Networks expand by invitation. I received several independent invitations to LinkedIn before I decided it was worth joining (since that gave me a ready-made network on LinkedIn). I have started to receive invitations for other networks, but I haven't accepted them yet. This is an example of the Change Agent Cascade pattern.

While these networks may be useful, there are several problems with them.

1. Commitment. If I join a network, I need to make it work for me. This means loading some contacts, carving a profile, responding to contacts. This is a cost, which I incur in the hope of some professional, social or other benefit. If I am not willing to make any effort, I might as well not bother.

2. Ambiguity as to the purpose of the network.
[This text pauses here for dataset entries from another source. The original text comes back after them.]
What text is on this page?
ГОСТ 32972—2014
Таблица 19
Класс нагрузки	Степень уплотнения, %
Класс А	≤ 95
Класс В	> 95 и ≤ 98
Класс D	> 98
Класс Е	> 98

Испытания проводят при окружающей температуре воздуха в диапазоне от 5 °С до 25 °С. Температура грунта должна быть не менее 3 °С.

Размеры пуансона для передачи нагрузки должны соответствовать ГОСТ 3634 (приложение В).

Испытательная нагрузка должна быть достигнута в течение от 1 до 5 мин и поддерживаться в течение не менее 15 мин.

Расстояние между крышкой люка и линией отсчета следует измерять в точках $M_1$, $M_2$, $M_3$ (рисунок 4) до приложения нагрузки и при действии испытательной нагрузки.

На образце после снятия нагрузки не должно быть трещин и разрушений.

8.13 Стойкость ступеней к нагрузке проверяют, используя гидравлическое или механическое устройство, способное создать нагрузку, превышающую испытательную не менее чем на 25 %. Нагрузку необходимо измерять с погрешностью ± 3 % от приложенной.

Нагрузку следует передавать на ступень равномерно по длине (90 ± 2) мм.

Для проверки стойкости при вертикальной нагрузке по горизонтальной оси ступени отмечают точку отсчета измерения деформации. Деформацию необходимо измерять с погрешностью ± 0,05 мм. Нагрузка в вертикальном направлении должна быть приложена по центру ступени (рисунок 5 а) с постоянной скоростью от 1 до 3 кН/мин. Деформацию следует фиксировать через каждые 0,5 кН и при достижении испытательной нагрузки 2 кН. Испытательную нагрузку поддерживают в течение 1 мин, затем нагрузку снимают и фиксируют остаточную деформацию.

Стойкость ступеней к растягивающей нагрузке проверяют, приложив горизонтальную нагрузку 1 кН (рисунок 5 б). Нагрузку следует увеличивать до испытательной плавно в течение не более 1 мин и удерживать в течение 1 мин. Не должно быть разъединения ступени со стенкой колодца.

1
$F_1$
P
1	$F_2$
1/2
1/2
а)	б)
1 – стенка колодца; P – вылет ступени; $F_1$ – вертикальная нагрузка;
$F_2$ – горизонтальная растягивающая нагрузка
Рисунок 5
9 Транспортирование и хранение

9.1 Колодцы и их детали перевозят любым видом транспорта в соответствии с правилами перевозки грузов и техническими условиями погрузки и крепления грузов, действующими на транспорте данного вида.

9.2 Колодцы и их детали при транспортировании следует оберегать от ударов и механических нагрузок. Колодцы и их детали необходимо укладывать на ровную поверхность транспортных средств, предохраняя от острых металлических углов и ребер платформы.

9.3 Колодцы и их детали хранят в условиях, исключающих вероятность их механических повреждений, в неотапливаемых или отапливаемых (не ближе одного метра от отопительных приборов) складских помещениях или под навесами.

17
Some networks have a rhetoric of mutual support, endorsement and referral. But it is hard to see how this purpose can be fulfilled when people load hundreds of undifferentiated contacts into the network. (I have received multiple invitations from people I hardly know, who appear unable to remove obvious duplications.)

3. Network inflation. Quantity pushes out quality. If someone has a thousand contacts, I presume he doesn't know many of them very well, probably hasn't even met half of them.

4. Duplication between networks. If I join multiple networks, I then need to replicate my contacts on each network. (I have had invitations from the same person to join his network on multiple networking platforms - I cannot see that this makes sense to either of us.) There seems to be no mechanism for federation between networks.

5, More radically, people are turning their back on networking - or at least being much more selective. Kirsten talks about Invitation Block. Seth Godin dismisses "It's not what you know it's who you know" as myth number ten. (For the purpose of these myths, see post on Protective Lies.)